Historically, whenever the Fed has attempted to taper or slow down its balance sheet expansion, volatility has spiked, as investors start to get nervous when the Fed starts to change policy. We have not seen that nervousness emerge this time around. This is either complacency or well-supported confidence, depending on which side of the fence one falls.
These opposing macro narratives have played out in volatility in US treasuries over the summer.
Notwithstanding criticism of the Fed’s approach, last week’s jobs report provided further support for the Fed’s dovish approach. Given the Fed’s conviction that the inflation objective remains on course, the focus is squarely on achieving maximum employment which has increased the significance of the weekly US jobs reports as a proxy for the potential start of tapering.
In August, 235,000 jobs were created – the shallowest gain for seven months and significantly below expectations as rising infection rates hit the food, retail and hospitality sectors hard, according to the US Labor Department. The unemployment rate improved by a modest 20 basis points to 5.2% in August. The big data miss also suggests the Delta variant is slowing job creation and arguably justifies the Fed’s approach. The payroll report is all but certain to push Federal Reserve policymakers to delay the start of tapering until November at the earliest, market consensus would suggest, as central bankers wait for further job gains before starting to slow bond buying. Many distortions can influence what jobs return, in which sectors, and what the data ultimately says about the strength of the underlying economy.

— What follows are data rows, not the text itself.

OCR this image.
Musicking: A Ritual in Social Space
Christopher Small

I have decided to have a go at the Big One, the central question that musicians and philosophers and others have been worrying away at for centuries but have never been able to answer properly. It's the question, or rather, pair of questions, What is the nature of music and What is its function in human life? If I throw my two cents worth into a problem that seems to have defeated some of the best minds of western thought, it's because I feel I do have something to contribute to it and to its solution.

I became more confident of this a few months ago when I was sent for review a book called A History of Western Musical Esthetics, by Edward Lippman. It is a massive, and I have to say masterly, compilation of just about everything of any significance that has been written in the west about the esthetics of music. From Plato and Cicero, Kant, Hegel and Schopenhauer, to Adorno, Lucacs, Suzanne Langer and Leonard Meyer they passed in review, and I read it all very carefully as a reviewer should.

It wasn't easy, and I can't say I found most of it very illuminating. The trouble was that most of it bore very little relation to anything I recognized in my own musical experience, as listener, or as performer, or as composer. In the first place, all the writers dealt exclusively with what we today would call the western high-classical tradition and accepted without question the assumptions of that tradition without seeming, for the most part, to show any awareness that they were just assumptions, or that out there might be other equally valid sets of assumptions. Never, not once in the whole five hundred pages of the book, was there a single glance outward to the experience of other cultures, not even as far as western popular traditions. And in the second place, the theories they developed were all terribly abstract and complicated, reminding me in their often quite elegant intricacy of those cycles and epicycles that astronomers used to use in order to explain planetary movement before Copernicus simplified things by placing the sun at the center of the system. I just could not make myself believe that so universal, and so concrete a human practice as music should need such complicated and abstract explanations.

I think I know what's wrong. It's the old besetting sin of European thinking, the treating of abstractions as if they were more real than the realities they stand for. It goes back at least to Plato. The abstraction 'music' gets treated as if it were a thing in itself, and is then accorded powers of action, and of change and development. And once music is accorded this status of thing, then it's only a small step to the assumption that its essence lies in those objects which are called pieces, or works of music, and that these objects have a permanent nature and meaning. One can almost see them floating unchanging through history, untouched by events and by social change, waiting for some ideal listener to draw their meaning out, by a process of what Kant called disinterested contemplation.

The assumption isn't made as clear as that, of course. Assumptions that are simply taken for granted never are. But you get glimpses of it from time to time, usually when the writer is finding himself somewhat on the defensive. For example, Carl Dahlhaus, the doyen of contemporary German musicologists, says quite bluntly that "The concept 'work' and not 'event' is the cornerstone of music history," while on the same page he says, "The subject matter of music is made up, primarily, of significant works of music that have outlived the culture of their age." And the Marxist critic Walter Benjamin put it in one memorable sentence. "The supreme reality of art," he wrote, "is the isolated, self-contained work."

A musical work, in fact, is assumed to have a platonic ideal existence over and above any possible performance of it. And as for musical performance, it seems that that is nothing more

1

When the taper timeline is announced it is likely to be bullish for the value of the US dollar, which implies volatility for risk assets. Therefore, do not discount some late autumn volatility in US markets. And, of course, how much the Delta variant continues to stifle economic growth remains the most significant known unknown.
The trajectory of the US economy will drive global growth for the remainder of the year, particularly given the current weakness in China’s economy due to the delta variant and the ongoing regulatory reforms. From the perspective of the UK economy, accommodative Fed policy will be supportive for UK exports. Over the remainder of the year, the dollar is likely to remain range-bound but will strengthen after the tapering timeline is announced; until then, the dollar will be weak against sterling. Elsewhere, US capital is expected to return to the UK economy. For example, in the commercial property sector, US private equity capital notably returned in the second-quarter, lured back due to post-Brexit political certainty and the UK’s relative pricing advantage over core European markets.